What Is Laser Dentistry?
There are more than 20 uses of lasers in dentistry that have been cleared by the Food and Drug Administration in the United States, according to the American Dental Association (ADA). Most commonly, lasers are used in procedures involving soft tissues in the mouth like the gums. The lasers often used for these purposes are the diode laser, the carbon dioxide laser and the Nd :YAG laser.
Lasers can cut and remove soft gum tissue, making them useful in procedures, such as creating a trough around the gum for improved visibility and dental access and reshaping the gums for aesthetic purposes. Sometimes lasers are used to remove excess gum tissue and release overly tight muscle attachments in the mouth or treat oral ulcers and cold sores. Laser therapy can also treat periodontal disease, or gum infection, by removing the infected lining of gum tissue around the teeth and supporting the regeneration of healthy gum tissue.
According to the American Association of Periodontology, it is unclear if laser treatment is superior to traditional treatment of periodontal diseases.

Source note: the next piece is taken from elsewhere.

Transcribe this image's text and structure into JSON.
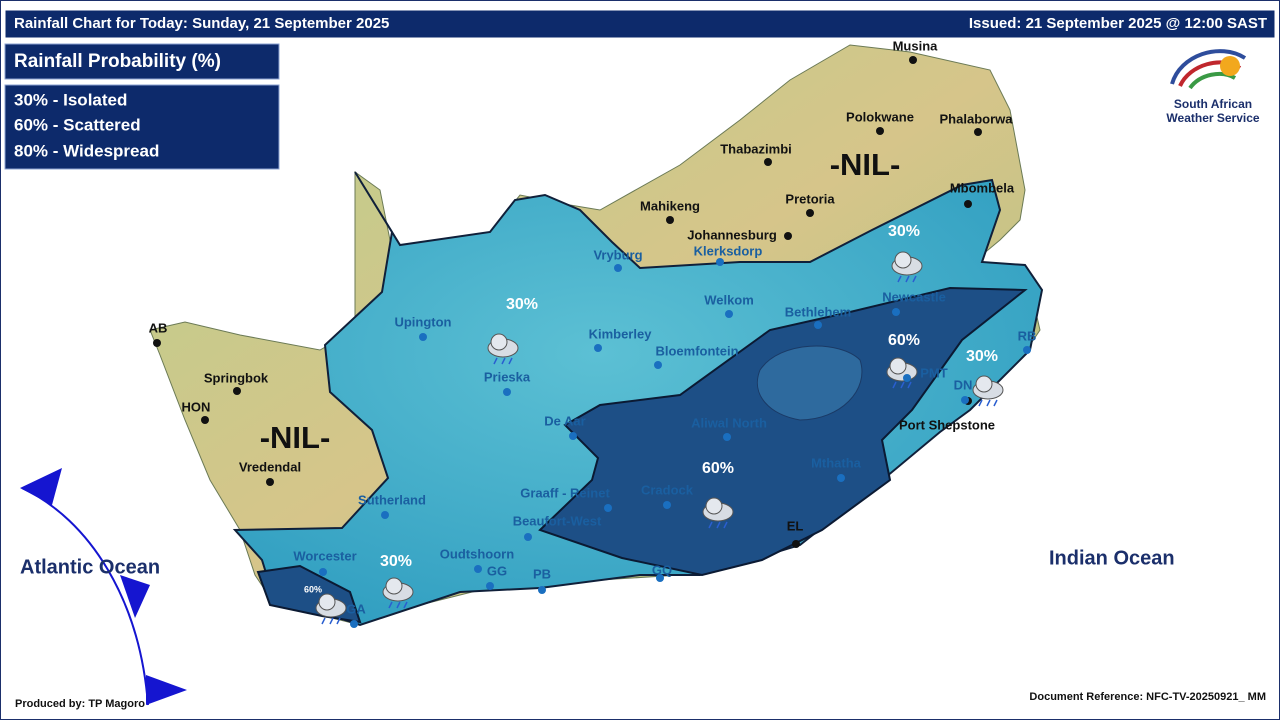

That being said, there are some advantages to laser therapy for soft tissues. Laser treatment may reduce bleeding during and after surgical procedures, cause less discomfort (and subsequently reduce the need for anesthesia) and reduce swelling. On the other hand, in some cases, laser treatment may delay healing and cause discoloration of the tissue.
Hard tissue lasers are used to cut "hard" tissues in the mouth, such as the teeth. They primarily include the Er :YAG and the Er ,Cr :YSGG lasers. These lasers can help remove tooth decay, prepare cavities for filling placement, prepare a tooth for a root canal and etch the tooth enamel so a filling can bond to it.
Lasers designed for hard tissue purposes may reduce the need for anesthesia and reduce the chance of overheating parts of the tooth like the pulp, the tooth's nerve tissue. However, hard tissue lasers may also extend the time needed for treatment due to the precise nature of laser cutting and may have inconsistent results.
Lasers may be used in a number of other dental procedures, including laser teeth whitening, setting restorative materials, such as crowns or fillings, and detecting tooth decay. Bearing in mind that the ADA has never included laser education in its accreditation standards for dental education programs, dentists need to seek training in the use of lasers from continuing education programs or manufacturers. Before considering any type of dental laser therapy, speak with your dentist to determine if laser treatment is right for you.
This article is intended to promote understanding of and knowledge about general oral health topics. It is not intended to be a substitute for professional advice, diagnosis or treatment. Always seek the advice of your dentist or other qualified healthcare provider with any questions you may have regarding a medical condition or treatment.